何を改革すべきか分からない現政権の困った姿
安倍首相が国会審議で、アベノミクスの成果をやたらと強調しているが、「一進一退を続ける日本経済の再生にアベノミクスはあまり大きな成果をあげていない」と酷評したのは、米国の経済情報サイト・ブルームバーグ(8日付)だ。
この評価はブルームバーグが実施したエコノミスト調査に基づくもの。23人のエコノミストに、3年間にわたるアベノミクスの効果を聞くと、総合評価は10点満点で4.6点。落第点をつけられてしまった。

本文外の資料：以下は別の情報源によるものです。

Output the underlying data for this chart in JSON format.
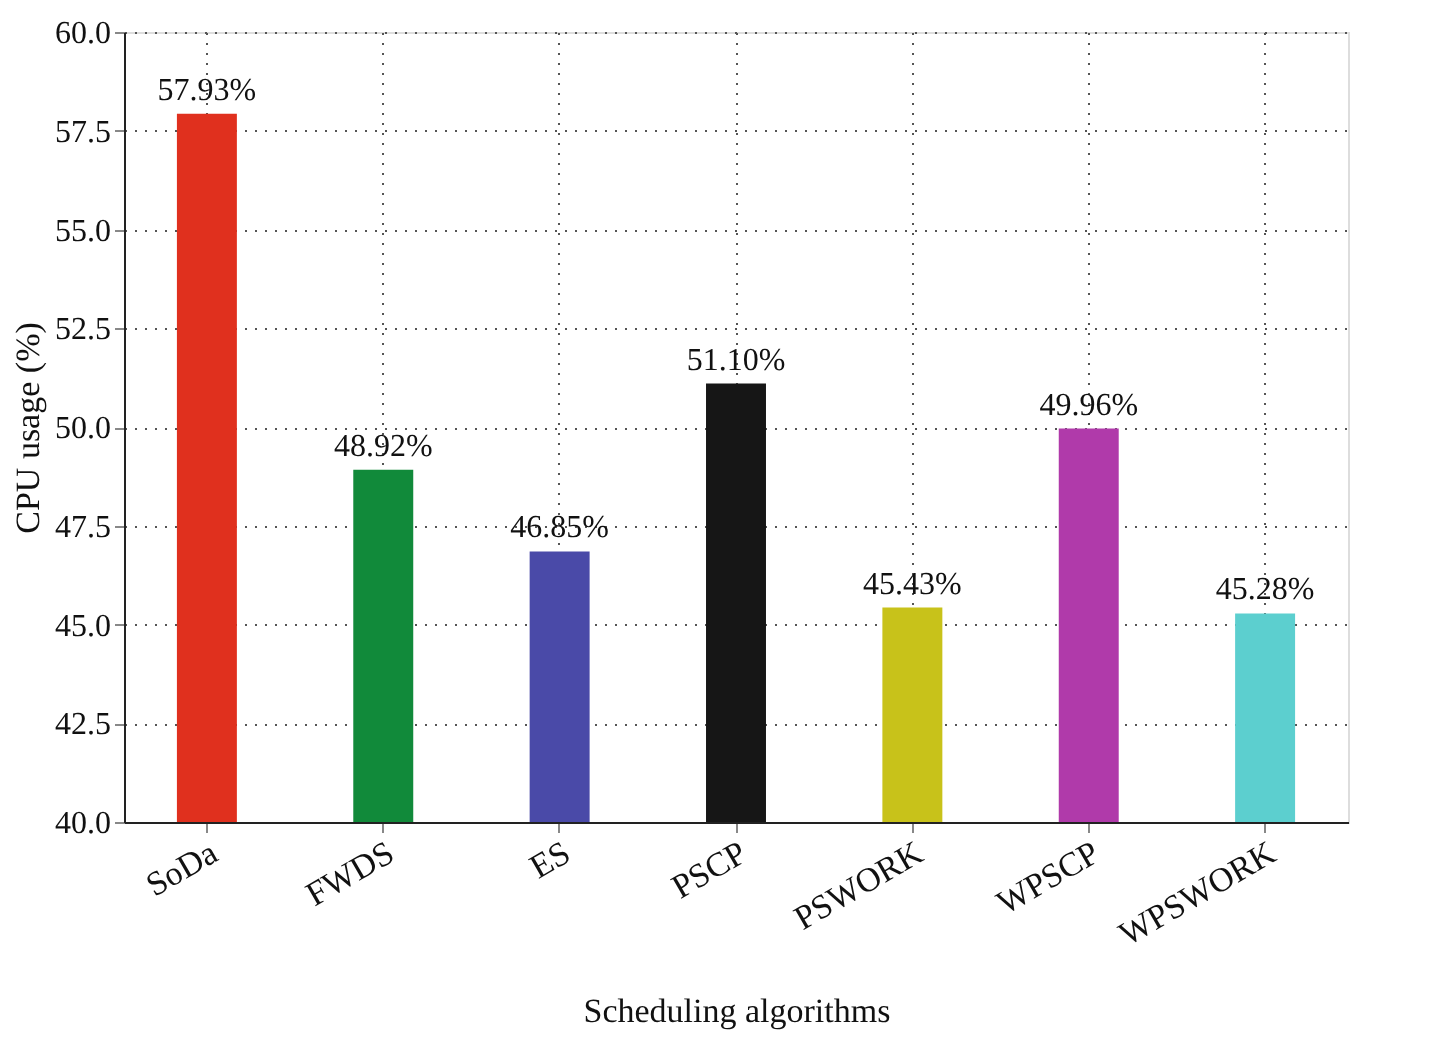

ブルームバーグの指摘通り、この3年の日本の景気はまさに「一進一退」だ。消費増税後の14年4~6月期と7~9月期は2四半期連続のマイナス成長を記録。昨年も4~6月期と10~12月期はマイナスで、GDPは浮き沈みを繰り返す。
詰まるところ、この3年のGDPをならせば、上げ幅ゼロで成長なし。アベノミクスの「3本の矢」も「新3本の矢」も、日本経済を元気にしたと言える状況ではない。

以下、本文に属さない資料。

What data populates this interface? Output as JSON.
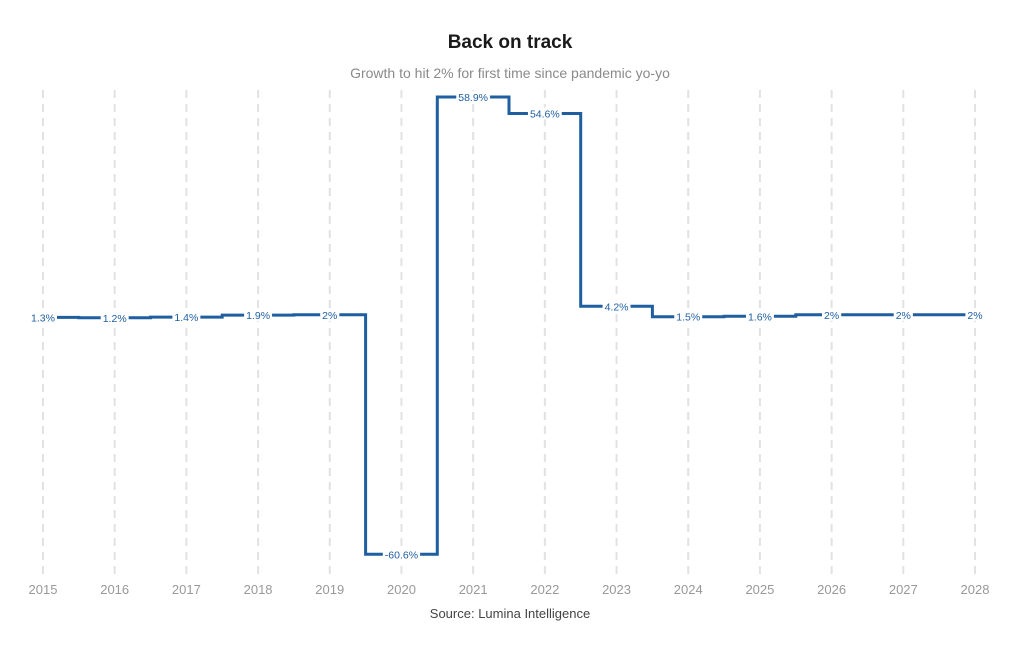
{
  "chart_data": {
    "type": "line",
    "step": true,
    "title": "Back on track",
    "subtitle": "Growth to hit 2% for first time since pandemic yo-yo",
    "source": "Source: Lumina Intelligence",
    "xlabel": "",
    "ylabel": "",
    "x": [
      2015,
      2016,
      2017,
      2018,
      2019,
      2020,
      2021,
      2022,
      2023,
      2024,
      2025,
      2026,
      2027,
      2028
    ],
    "values": [
      1.3,
      1.2,
      1.4,
      1.9,
      2,
      -60.6,
      58.9,
      54.6,
      4.2,
      1.5,
      1.6,
      2,
      2,
      2
    ],
    "labels": [
      "1.3%",
      "1.2%",
      "1.4%",
      "1.9%",
      "2%",
      "-60.6%",
      "58.9%",
      "54.6%",
      "4.2%",
      "1.5%",
      "1.6%",
      "2%",
      "2%",
      "2%"
    ],
    "xticks": [
      "2015",
      "2016",
      "2017",
      "2018",
      "2019",
      "2020",
      "2021",
      "2022",
      "2023",
      "2024",
      "2025",
      "2026",
      "2027",
      "2028"
    ],
    "xlim": [
      2015,
      2028
    ],
    "ylim": [
      -66,
      58.9
    ],
    "grid": "vertical dashed",
    "legend": "none",
    "line_color": "#1f5fa0",
    "grid_color": "#e2e2e2"
  }
}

今週発表の15年10~12月期の2次速報も1次速報から上方修正とはいえ、上げ幅はたった0.1ポイント。わずかながらの上振れ要因は、民間在庫の寄与度が0.1%減からゼロ、設備投資も1.4%増から1.5%増と小幅に増えた程度で、逆に個人消費は0.8%減から0.9%減に下方修正された。